Chiu's comment is right: 'aaáaa'.match(/\b.+?\b/g) yelds quite counter-intuitive [ "aa", "á", "aa" ], because "word character" (\w) in JavaScript regular expressions is just a shorthand for [A-Za-z0-9_] ('case-insensitive-alpha-numeric-and-underscore'), so word boundary (\b) matches any place between chunk of alpha-numerics and any other character. This makes extracting "Unicode words" quite hard.

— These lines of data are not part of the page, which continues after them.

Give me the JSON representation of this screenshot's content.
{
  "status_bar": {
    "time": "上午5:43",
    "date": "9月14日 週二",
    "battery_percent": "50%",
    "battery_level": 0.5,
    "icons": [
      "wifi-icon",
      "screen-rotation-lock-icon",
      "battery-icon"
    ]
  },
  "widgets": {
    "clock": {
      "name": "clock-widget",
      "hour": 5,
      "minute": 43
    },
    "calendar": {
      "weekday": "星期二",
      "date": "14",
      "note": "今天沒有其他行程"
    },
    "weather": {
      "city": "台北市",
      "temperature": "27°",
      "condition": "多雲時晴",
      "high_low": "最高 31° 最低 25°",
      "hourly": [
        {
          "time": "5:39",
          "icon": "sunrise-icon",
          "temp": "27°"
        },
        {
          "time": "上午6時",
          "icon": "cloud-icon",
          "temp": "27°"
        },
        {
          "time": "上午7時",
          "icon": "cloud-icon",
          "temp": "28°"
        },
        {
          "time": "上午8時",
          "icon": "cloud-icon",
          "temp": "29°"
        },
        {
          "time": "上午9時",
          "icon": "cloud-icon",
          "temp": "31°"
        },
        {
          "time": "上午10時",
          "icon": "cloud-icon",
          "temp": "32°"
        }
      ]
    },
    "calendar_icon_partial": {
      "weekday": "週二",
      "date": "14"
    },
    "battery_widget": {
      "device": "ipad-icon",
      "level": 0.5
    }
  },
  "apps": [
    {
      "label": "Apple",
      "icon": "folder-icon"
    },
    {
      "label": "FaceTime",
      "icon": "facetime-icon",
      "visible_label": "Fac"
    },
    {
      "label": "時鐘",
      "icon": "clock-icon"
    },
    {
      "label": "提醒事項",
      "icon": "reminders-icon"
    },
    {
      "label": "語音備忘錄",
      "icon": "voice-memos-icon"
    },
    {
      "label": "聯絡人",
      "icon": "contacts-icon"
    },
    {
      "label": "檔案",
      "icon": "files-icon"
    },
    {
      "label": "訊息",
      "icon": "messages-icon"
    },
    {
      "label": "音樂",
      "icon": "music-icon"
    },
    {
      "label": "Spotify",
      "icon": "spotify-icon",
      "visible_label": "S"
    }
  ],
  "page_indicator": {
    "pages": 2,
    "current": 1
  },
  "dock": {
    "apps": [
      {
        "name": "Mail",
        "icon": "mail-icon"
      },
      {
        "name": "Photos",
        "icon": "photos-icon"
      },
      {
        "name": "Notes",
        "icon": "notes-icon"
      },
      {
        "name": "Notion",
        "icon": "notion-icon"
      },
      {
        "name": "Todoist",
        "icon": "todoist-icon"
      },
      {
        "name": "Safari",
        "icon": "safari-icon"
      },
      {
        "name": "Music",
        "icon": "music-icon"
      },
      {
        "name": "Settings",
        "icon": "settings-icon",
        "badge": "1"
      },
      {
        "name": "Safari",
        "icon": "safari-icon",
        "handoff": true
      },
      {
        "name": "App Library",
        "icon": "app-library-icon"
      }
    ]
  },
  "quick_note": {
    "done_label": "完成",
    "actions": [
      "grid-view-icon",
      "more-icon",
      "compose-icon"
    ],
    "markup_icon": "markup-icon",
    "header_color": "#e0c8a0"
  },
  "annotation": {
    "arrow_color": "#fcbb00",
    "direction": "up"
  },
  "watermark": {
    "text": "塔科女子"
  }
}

For non-unicase writing systems it is possible to identify "word character" by its dual nature: ch.toUpperCase() != ch.toLowerCase(), so your altered snippet could look like this:

var bannedWords = ["bad", "mad", "testing", "băţ", "bať"];
var bannedWordsRegex = new RegExp('-' + bannedWords.join("-|-") + '-', 'i');

$(function() {
  $("input").on("input", function() {
    var invalid = bannedWordsRegex.test(dashPaddedWords(this.value));
    $('#log').html(invalid ? 'bad' : 'good');
  });
  $("input").trigger("input").focus();

  function dashPaddedWords(str) {
    return '-' + str.replace(/./g, wordCharOrDash) + '-';
  };

  function wordCharOrDash(ch) {
    return isWordChar(ch) ? ch : '-'
  };

  function isWordChar(ch) {
    return ch.toUpperCase() != ch.toLowerCase();
  };
});

<script src="https://ajax.googleapis.com/ajax/libs/jquery/2.1.1/jquery.min.js"></script>
<input type='text' name='word_to_check' value="ba">
<p id="log"></p>

Your "just shorthand for" link displays backslashes but should not. I assume this is a markdown error, but I'll let you correct it yourself. — Adam Katz, Aug 29 '16 at 21:09
`[\b]` and `[^\b]` don't work that way. Because these are inside character classes, they are interpreted as "is a backspace character" and "is not a backspace character" ([read more here](http://www.regular-expressions.info/refcharclass.html?selflavor=javascript "(select “JavaScript” as one of the languages)")). The opposite of `\b` (zero-width word boundary) is `\B` (zero-width non-word boundary), which (in JavaScript) uses the same `[A-Za-z_0-9]` definition of "word characters" and is therefore unhelpful here. — Adam Katz, Aug 29 '16 at 21:17
Thanks for remarks: corrected link formatting. And thanks for that `/^[\b]$/.test('\u0008') === true` quip, I admit I didn't know that. But it was not that relevant, for I just wanted to demonstrate that "\b works just with ASCII" thing like you did in your answer. — myf, Aug 30 '16 at 09:46

Adam Katz · Answer 2 · 2016-09-01T16:04:51.127

Let's see what's going on:

alert("băţ".match(/\w\b/));

This is [ "b" ] because word boundary \b doesn't recognize word characters beyond ASCII. JavaScript's "word characters" are strictly [0-9A-Z_a-z], so aä, pπ, and zƶ match \w\b\W since they contain a word character, a word boundary, and a non-word character.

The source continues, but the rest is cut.